Entretien avec Franca Maï, une littérature douloureuse
Cet entretien a été réalisé en 2006, pour La Presse Littéraire. Franca Maï est l'auteure énigmatique de plusieurs romans parus aux éditions du Cherche-midi. De Momo qui kills au dernier Crescendo Franca Maï aura privilégié le malaise qui se perche aux tripes, sans jamais oublier la lumière qui somnole en chacun d'entre nous.
Comment êtes-vous entrée en littérature ?

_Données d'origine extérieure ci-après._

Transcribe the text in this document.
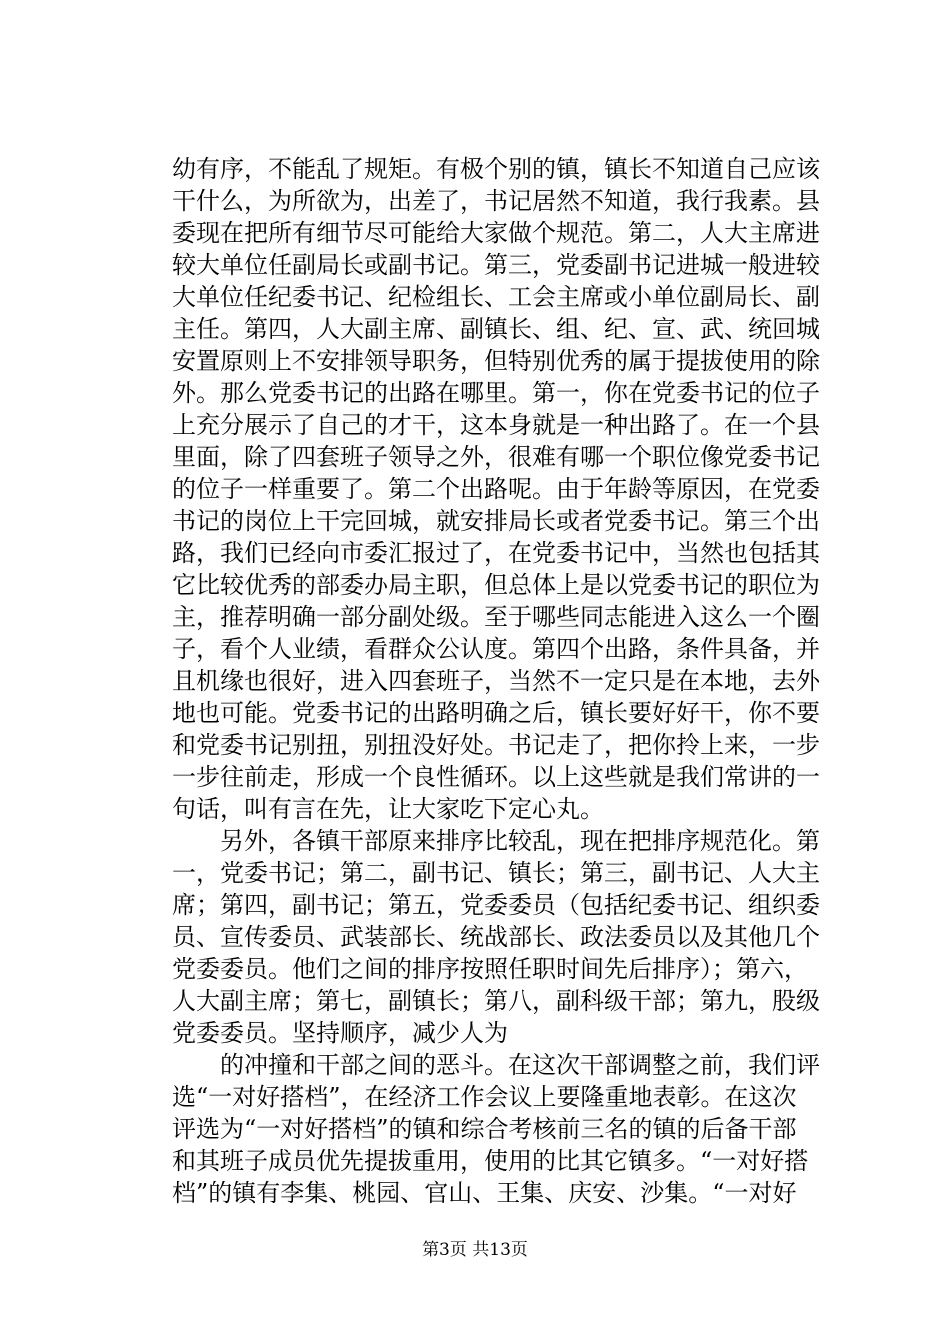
幼有序，不能乱了规矩。有极个别的镇，镇长不知道自己应该
干什么，为所欲为，出差了，书记居然不知道，我行我素。县
委现在把所有细节尽可能给大家做个规范。第二，人大主席进
较大单位任副局长或副书记。第三，党委副书记进城一般进较
大单位任纪委书记、纪检组长、工会主席或小单位副局长、副
主任。第四，人大副主席、副镇长、组、纪、宣、武、统回城
安置原则上不安排领导职务，但特别优秀的属于提拔使用的除
外。那么党委书记的出路在哪里。第一，你在党委书记的位子
上充分展示了自己的才干，这本身就是一种出路了。在一个县
里面，除了四套班子领导之外，很难有哪一个职位像党委书记
的位子一样重要了。第二个出路呢。由于年龄等原因，在党委
书记的岗位上干完回城，就安排局长或者党委书记。第三个出
路，我们已经向市委汇报过了，在党委书记中，当然也包括其
它比较优秀的部委办局主职，但总体上是以党委书记的职位为
主，推荐明确一部分副处级。至于哪些同志能进入这么一个圈
子，看个人业绩，看群众公认度。第四个出路，条件具备，并
且机缘也很好，进入四套班子，当然不一定只是在本地，去外
地也可能。党委书记的出路明确之后，镇长要好好干，你不要
和党委书记别扭，别扭没好处。书记走了，把你拎上来，一步
一步往前走，形成一个良性循环。以上这些就是我们常讲的一
句话，叫有言在先，让大家吃下定心丸。
　　另外，各镇干部原来排序比较乱，现在把排序规范化。第
一，党委书记；第二，副书记、镇长；第三，副书记、人大主
席；第四，副书记；第五，党委委员（包括纪委书记、组织委
员、宣传委员、武装部长、统战部长、政法委员以及其他几个
党委委员。他们之间的排序按照任职时间先后排序）；第六，
人大副主席；第七，副镇长；第八，副科级干部；第九，股级
党委委员。坚持顺序，减少人为
　　的冲撞和干部之间的恶斗。在这次干部调整之前，我们评
选“一对好搭档”，在经济工作会议上要隆重地表彰。在这次
评选为“一对好搭档”的镇和综合考核前三名的镇的后备干部
和其班子成员优先提拔重用，使用的比其它镇多。“一对好搭
档”的镇有李集、桃园、官山、王集、庆安、沙集。“一对好
第3页 共13页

Fin de l’année 2000, j’ai opéré un virage radical dans ma vie de femme. Dans ce chemin à défricher et purement initiatique, un beau jour, j’ai écrit une lettre d’amour à un homme sous forme de « conte cruel et métaphorique ». C’était la nouvelle : « avec ma permission » diffusée depuis en free littérature sur la toile. Il ne l’a pas comprise. Etonnée et abasourdie par ce rejet violent, j’ai pris mon téléphone, j’ai composé le 222 et j’ai demandé au hasard, l’adresse de dix éditeurs. J’en ai choisi cinq. Leurs sonorités me plaisaient. J’ai envoyé la nouvelle par voie postale. Au bout de quinze jours, une jeune femme, emballée, m’appelait en me demandant si j’écrivais un roman. J’avais dans mon tiroir, une trentaine de pages de Momo qui kil qui dormait, pondue dans mon ancienne vie lorsque j’étais encore productrice de films alternatifs et poétiques et que je me cassais les dents, en toute innocence, avec la mère maquerelle « Télévision ». Cet appel téléphonique a été le talisman et comme elle se reconnaîtra, je la remercie ici. Une semaine plus tard, je recevais une lettre du Cherche-Midi qui me parlait de cette nouvelle particulière en me demandant également si j’écrivais un roman. J’ai donc plongé avec frénésie dans ce qui était pour moi, un encouragement et un signe du destin. Pendant que j’achevais Momo qui kills, en parallèle, j’imaginais d’autres nouvelles que j’envoyais aux deux éditeurs respectifs. Ca me reposait la tête et me faisait prendre un peu de distance avec le personnage principal Momo qui était parfois, très obsédant. Et puis… J’ai rencontré mes interlocuteurs en chair et en os et j’ai senti que mon nid était au Cherche-Midi, en la personne de Pierre Drachline, écrivain, critique et directeur littéraire. La qualité d’écoute et le respect du travail de l’écriture sont exceptionnels chez cet homme d’une autre époque. Son intégrité également. J’ai conscience de vivre un moment mythique et rare.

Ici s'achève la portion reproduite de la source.